Desacreditada, a fantasia acima ligeiramente descrita, o regime cuidou de criar outra. Envolvendo, dessa vez, pessoas e tramas diferentes, militares, civis e inclusive o ex-presidente da República.
No indiciamento das pessoas, a Polícia elaborou um documento de mais de 800 páginas, agora em mãos do Ministério Público, que sobre ele deverá oferecer denúncia ou arquivar.
Nesse documento identificamos mais de 90 conjecturas, hipóteses e possibilidades. Não há fatos, como se um golpe de estado derivasse de conjecturas ou hipóteses, fosse efetivado por um punhado minúsculo de apenas 39 homens e que dependessem de um taxi para que fosse deflagrado. Lembro a sabia observação de Guimarães Rosa, que não era tão entendido de golpe ou outras tropelias: “tudo, aliás é a ponta de um mistério. Inclusive os fatos. Ou a ausência deles”.

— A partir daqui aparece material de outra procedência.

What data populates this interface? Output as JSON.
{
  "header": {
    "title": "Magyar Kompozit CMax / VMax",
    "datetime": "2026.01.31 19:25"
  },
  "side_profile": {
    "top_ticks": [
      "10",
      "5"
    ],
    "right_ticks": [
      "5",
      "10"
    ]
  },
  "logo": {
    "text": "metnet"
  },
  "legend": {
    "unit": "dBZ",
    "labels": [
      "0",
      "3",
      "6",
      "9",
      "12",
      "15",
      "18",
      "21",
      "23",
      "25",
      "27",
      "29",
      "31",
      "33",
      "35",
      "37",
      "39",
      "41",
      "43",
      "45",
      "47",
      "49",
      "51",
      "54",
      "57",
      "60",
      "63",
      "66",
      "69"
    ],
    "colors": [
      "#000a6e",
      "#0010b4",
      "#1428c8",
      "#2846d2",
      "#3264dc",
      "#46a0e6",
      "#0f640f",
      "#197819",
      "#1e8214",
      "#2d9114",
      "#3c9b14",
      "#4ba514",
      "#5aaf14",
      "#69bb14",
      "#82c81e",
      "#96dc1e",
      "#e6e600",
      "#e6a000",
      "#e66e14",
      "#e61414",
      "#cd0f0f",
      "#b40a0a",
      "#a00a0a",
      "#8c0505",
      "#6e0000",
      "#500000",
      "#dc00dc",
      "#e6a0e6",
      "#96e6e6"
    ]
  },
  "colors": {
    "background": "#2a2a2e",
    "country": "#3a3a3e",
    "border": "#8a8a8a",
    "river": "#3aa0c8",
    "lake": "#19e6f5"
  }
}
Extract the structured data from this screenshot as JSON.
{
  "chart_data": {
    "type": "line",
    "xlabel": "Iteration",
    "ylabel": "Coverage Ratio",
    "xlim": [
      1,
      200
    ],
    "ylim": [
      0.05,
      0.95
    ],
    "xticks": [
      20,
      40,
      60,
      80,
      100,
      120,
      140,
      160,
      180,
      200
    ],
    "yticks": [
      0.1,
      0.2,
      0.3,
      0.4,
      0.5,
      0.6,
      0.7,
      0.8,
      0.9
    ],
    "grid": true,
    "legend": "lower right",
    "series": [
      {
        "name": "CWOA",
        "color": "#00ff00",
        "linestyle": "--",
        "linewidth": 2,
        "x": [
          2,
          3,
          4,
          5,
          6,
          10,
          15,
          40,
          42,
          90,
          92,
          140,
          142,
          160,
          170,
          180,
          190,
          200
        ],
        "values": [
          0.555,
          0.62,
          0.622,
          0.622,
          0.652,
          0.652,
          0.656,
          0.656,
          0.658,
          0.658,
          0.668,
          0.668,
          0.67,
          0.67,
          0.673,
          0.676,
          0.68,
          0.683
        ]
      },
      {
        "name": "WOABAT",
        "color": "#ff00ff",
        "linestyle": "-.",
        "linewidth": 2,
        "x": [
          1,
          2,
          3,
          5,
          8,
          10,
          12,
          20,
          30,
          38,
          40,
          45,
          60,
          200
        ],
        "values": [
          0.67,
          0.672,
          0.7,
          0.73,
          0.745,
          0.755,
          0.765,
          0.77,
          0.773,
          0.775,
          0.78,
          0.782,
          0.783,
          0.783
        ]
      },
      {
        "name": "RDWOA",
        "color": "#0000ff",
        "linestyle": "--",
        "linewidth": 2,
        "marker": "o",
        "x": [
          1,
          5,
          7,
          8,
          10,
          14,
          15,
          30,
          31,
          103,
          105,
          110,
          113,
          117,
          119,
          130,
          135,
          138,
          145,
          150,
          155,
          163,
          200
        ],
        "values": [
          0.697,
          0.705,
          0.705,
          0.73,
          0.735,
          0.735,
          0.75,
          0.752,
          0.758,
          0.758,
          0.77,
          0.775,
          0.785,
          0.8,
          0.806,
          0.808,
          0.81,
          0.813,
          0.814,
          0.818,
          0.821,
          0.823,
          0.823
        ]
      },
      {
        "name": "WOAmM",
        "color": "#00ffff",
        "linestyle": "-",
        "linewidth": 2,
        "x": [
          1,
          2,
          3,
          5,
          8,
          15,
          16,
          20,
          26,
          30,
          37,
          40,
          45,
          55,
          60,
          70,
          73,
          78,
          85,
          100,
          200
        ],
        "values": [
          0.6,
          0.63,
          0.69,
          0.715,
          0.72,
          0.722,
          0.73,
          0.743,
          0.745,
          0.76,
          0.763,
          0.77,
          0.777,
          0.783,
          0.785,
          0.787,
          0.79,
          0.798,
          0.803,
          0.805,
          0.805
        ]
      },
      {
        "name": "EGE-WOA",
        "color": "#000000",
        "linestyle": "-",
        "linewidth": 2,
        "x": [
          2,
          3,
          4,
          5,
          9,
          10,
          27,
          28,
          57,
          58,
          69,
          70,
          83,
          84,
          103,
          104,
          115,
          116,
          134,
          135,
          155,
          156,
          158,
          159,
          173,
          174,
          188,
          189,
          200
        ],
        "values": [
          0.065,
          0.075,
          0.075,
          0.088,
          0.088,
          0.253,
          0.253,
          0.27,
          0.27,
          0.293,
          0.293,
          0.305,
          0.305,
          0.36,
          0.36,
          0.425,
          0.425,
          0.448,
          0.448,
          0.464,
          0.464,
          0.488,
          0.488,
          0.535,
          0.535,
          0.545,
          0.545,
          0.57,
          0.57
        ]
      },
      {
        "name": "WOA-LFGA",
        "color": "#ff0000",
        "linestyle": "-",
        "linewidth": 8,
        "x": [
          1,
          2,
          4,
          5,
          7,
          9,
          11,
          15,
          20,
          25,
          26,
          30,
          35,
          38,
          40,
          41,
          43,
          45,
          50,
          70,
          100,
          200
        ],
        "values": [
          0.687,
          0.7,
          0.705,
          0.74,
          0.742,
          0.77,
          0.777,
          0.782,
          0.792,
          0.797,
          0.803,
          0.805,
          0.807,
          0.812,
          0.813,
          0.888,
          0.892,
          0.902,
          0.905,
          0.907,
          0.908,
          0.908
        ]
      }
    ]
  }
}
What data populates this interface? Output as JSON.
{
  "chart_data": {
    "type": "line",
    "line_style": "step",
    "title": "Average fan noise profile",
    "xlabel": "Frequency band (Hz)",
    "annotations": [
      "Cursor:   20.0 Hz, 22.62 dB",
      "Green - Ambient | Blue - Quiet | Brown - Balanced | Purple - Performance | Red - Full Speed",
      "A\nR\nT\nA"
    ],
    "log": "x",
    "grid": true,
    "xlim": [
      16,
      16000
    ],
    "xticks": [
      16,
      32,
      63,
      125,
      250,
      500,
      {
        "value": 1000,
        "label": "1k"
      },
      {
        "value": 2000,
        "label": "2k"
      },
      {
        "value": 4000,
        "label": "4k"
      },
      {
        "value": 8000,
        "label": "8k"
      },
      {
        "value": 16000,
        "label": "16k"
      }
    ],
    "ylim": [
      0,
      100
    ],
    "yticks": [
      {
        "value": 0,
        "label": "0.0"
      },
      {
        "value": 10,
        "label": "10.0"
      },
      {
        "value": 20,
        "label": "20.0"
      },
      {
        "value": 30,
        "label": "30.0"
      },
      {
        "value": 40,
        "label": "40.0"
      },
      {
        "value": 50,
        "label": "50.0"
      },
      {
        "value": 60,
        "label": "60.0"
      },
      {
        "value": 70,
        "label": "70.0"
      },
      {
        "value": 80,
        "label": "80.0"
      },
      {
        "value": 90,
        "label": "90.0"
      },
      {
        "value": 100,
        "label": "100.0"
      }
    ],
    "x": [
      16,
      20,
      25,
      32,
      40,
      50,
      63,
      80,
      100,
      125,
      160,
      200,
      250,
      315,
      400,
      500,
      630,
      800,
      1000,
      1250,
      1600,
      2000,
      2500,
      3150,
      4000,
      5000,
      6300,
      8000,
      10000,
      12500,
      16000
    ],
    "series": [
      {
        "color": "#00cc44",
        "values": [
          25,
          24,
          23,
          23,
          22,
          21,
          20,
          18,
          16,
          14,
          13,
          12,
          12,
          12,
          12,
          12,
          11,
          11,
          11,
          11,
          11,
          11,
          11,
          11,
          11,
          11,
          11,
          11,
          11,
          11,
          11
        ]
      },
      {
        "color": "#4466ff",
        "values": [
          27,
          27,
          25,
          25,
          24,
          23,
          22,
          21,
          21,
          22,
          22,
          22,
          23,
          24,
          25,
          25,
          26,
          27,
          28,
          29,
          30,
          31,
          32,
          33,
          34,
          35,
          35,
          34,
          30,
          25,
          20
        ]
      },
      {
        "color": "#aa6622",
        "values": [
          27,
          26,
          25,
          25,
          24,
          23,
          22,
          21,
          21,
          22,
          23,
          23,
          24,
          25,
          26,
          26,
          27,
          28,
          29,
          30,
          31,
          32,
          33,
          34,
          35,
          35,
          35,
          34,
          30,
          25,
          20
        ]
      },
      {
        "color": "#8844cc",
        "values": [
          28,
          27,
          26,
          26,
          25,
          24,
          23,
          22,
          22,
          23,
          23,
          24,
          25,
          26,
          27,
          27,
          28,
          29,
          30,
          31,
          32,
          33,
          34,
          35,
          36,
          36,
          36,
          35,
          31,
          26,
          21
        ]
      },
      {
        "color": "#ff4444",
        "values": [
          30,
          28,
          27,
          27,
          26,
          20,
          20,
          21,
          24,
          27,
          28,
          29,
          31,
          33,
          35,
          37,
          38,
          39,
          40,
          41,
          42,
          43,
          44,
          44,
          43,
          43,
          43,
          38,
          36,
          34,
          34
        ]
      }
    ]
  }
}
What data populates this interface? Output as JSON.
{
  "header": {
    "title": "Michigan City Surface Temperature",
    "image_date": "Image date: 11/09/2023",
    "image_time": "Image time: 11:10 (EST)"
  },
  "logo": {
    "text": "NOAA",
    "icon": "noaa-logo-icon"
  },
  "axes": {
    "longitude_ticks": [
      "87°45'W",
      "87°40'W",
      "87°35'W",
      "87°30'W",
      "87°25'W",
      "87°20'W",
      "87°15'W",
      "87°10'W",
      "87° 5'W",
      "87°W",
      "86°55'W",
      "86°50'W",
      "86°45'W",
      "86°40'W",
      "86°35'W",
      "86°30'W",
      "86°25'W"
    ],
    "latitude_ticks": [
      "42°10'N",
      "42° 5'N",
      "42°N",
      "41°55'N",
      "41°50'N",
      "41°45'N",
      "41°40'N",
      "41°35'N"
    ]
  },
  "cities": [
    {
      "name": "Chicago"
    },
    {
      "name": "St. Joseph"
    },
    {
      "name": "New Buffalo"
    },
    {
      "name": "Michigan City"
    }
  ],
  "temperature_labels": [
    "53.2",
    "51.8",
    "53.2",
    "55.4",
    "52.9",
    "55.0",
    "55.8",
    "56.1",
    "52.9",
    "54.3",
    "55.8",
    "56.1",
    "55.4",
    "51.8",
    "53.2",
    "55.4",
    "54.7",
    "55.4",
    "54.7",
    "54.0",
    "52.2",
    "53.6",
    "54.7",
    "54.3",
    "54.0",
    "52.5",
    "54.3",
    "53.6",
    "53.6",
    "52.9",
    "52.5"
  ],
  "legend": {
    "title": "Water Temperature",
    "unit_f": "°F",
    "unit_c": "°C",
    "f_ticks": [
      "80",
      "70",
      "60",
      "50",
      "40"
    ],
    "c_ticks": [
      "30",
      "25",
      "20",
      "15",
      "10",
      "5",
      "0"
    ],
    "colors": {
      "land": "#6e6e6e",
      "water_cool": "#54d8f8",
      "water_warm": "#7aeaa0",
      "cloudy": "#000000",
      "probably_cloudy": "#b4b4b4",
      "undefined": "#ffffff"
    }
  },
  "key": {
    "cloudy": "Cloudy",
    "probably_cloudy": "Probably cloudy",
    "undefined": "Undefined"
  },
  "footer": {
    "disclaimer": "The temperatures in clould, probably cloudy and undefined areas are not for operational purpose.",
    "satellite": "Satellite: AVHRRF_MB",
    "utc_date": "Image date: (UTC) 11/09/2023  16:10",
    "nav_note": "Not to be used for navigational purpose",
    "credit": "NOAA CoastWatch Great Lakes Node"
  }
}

O tal golpe, tão diligentemente urdido na Polícia Federal, não aconteceu, o que equivale dizer que não houve crime contra o estado de direito, mesmo que um punhado de pessoas tivesse imaginado esta hipótese transloucada, o que parece ser mais uma fantasia.
O desdobramento desse imbróglio, idêntico em sua natureza e objetivos à fatos da nossa história republicana, desvendará em algum futuro que nos está reservado.